Toulouse : une soeur dominicaine accusée d'agression sexuelle par une ancienne élève

Toulouse : une soeur dominicaine accusée d'agression sexuelle par une ancienne élève
Une soeur dominicaine est accusée d'avoir agressé sexuellement une de ses anciennes élèves dans un collège de la banlieue de Toulouse.

Orange avec AFP-Services, publié le lundi 21 janvier 2019 à 10h30

Une femme de 52 ans affirme avoir été agressée sexuellement par une soeur dominicaine lorsqu'elle était collégienne, près de Toulouse.

Selon une information de France 3 Occitanie, une soeur dominicaine est accusée d'avoir agressée sexuellement l'une de ses anciennes élèves dans un collège de la banlieue de Toulouse. A l'époque, Alice (nom d'emprunt) a 14 ans et vient de redoubler sa 4ème dans un collège dominicain.

"Cela a commencé par des baisers, puis des caresses sur le corps, jusqu'à aller plus loin", a confié la victime présumée aujourd'hui âgée de 52 ans à la chaîne locale.

Ces agressions sexuelles répétées auraient été accompagnées de harcèlement moral. Durant ses cours de catéchisme, la soeur aurait désigné Alice comme "le mal". "J'étais la mauvaise herbe. Dans cette parabole, à la fin, elle (la mauvaise herbe) est brûlée. J'en faisais des cauchemars terribles", explique encore Alice. 



Une séance d'exorcisme

Lors d'une retraite de trois jours, la religieuse aurait même fait subir une séance d'exorcisme à la jeune fille. "Je ne savais pas ce qu'était un exorcisme. Je ne comprenais pas parce que je n'étais pas méchante. Je ne me considérais pas comme mauvaise". La soeur aurait tenté à plusieurs reprises de parler à Alice, qui a toujours refusé.  

La dominicaine a même envoyé un mail lui demandant "pardon" sans préciser à quoi elle faisait référence. Bien qu'Alice n'ait jamais déposé plainte, elle a contacté la supérieure de son ancienne enseignante lorsque les souvenirs lui sont revenus, vingt ans plus tard. Elle s'est également adressée à l'Archevêque de Toulouse et au pape avec trois lettres, restées sans réponse.

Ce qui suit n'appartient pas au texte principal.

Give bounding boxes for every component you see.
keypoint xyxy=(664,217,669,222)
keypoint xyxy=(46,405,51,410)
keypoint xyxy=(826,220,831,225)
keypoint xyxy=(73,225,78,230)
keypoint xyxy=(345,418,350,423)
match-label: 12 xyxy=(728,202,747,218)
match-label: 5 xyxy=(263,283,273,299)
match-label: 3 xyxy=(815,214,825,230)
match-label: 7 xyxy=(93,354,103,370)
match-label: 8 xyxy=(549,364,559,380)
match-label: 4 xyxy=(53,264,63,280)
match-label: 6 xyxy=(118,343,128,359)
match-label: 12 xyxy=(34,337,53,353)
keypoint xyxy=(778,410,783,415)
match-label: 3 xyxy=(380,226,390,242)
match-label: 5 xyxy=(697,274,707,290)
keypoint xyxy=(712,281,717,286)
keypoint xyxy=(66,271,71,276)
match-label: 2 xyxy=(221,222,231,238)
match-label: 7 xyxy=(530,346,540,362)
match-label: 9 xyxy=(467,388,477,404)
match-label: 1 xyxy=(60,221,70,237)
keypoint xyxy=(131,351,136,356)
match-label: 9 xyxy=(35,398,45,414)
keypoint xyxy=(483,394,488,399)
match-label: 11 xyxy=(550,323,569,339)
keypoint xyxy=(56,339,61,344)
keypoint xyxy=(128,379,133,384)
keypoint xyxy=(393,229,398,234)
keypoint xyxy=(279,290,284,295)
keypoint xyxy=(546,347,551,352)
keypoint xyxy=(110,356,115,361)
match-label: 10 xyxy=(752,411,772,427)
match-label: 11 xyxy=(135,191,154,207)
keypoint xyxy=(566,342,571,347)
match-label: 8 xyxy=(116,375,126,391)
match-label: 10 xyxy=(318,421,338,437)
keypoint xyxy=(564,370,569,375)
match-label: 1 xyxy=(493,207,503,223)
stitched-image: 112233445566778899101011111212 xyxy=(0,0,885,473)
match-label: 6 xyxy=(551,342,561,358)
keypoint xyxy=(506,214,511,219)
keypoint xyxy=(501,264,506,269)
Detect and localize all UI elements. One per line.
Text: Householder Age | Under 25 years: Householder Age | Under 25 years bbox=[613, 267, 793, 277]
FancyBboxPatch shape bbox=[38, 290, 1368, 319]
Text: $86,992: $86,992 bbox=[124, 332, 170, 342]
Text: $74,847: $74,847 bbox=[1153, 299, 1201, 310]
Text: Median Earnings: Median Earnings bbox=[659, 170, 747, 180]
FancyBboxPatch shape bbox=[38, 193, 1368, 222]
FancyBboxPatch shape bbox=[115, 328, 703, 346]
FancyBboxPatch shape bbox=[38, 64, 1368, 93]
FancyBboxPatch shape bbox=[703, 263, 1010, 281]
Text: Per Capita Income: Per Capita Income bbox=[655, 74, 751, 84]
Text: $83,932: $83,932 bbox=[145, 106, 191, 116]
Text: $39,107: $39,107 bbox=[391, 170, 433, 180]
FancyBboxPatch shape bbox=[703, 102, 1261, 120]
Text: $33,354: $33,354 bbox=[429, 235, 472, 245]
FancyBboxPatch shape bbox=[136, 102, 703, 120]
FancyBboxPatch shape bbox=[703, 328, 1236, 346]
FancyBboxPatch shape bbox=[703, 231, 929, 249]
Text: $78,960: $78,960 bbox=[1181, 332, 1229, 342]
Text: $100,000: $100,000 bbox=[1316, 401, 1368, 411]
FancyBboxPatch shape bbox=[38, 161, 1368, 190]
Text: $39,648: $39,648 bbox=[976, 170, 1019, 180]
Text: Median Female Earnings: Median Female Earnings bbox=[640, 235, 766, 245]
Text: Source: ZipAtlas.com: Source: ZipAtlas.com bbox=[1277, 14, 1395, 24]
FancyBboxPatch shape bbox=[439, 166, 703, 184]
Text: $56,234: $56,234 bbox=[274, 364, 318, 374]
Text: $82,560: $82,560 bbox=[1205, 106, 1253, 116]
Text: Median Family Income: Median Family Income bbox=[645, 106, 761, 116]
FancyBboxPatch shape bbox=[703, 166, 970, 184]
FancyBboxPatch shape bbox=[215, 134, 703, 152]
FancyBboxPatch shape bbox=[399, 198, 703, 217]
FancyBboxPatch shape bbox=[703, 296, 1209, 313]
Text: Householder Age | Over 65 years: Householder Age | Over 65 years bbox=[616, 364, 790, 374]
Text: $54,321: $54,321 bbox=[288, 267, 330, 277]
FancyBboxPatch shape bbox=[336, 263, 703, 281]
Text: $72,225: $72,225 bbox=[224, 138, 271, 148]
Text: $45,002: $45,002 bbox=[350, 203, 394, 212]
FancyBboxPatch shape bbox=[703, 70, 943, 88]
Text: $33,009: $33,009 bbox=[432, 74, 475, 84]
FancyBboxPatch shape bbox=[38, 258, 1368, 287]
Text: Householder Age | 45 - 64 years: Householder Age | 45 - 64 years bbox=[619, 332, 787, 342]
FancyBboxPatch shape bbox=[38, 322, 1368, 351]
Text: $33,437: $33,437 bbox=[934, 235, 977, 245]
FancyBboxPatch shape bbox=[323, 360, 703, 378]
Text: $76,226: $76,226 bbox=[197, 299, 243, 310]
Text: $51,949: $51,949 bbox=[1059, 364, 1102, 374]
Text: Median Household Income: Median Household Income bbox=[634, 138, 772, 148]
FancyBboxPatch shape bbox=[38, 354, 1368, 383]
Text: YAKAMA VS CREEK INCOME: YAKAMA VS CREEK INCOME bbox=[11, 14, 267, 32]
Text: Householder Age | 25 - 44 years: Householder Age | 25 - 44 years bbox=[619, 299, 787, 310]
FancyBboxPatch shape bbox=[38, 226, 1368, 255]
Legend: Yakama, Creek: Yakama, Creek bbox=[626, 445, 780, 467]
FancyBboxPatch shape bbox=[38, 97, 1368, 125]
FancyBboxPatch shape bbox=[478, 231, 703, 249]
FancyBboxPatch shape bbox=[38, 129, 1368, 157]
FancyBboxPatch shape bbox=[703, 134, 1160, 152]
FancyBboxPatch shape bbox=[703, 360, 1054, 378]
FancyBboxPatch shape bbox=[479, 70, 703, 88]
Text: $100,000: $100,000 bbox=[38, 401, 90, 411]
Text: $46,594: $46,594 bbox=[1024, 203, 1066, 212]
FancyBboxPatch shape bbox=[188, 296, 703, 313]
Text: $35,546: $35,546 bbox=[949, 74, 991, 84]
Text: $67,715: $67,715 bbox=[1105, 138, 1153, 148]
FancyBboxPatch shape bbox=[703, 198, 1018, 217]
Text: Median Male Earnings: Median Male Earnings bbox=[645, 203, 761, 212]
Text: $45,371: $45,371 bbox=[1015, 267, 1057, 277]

Des lettres restées sans réponse

Aujourd'hui âgée de 68 ans, la soeur s'est installé non loin de chez Alice. Un situation intenable pour son ancienne élève. "J'ai contacté la Corref [Conférence des religieux et religieuses de France]. C'est la seule institution qui soit intervenue pour qu'une enquête soit diligentée. Elle avait demandé que cette soeur, sur le principe de précaution, soit éloignée des enfants. Le b.a-ba quoi." Si la victime présumée attend aujourd'hui patiemment son éloignement, elle peine à imaginer une condamnation par l'Eglise. 

"Pour l'Eglise, aider une victime c'est reconnaître les faits. Donc le mal qui a été accompli par l'un des leurs. D'ailleurs, j'ai écrit trois lettres au Pape, il ne m'a jamais répondu...", a-t-elle souligné auprès de France 3. Un rapport du Ministère de l'intérieur évaluait en janvier 2018 le pourcentage de femmes mises en cause pour des infractions à caractère sexuel à 2,3 %. Selon des associations, ce chiffre attendrait en réalité les 20 %.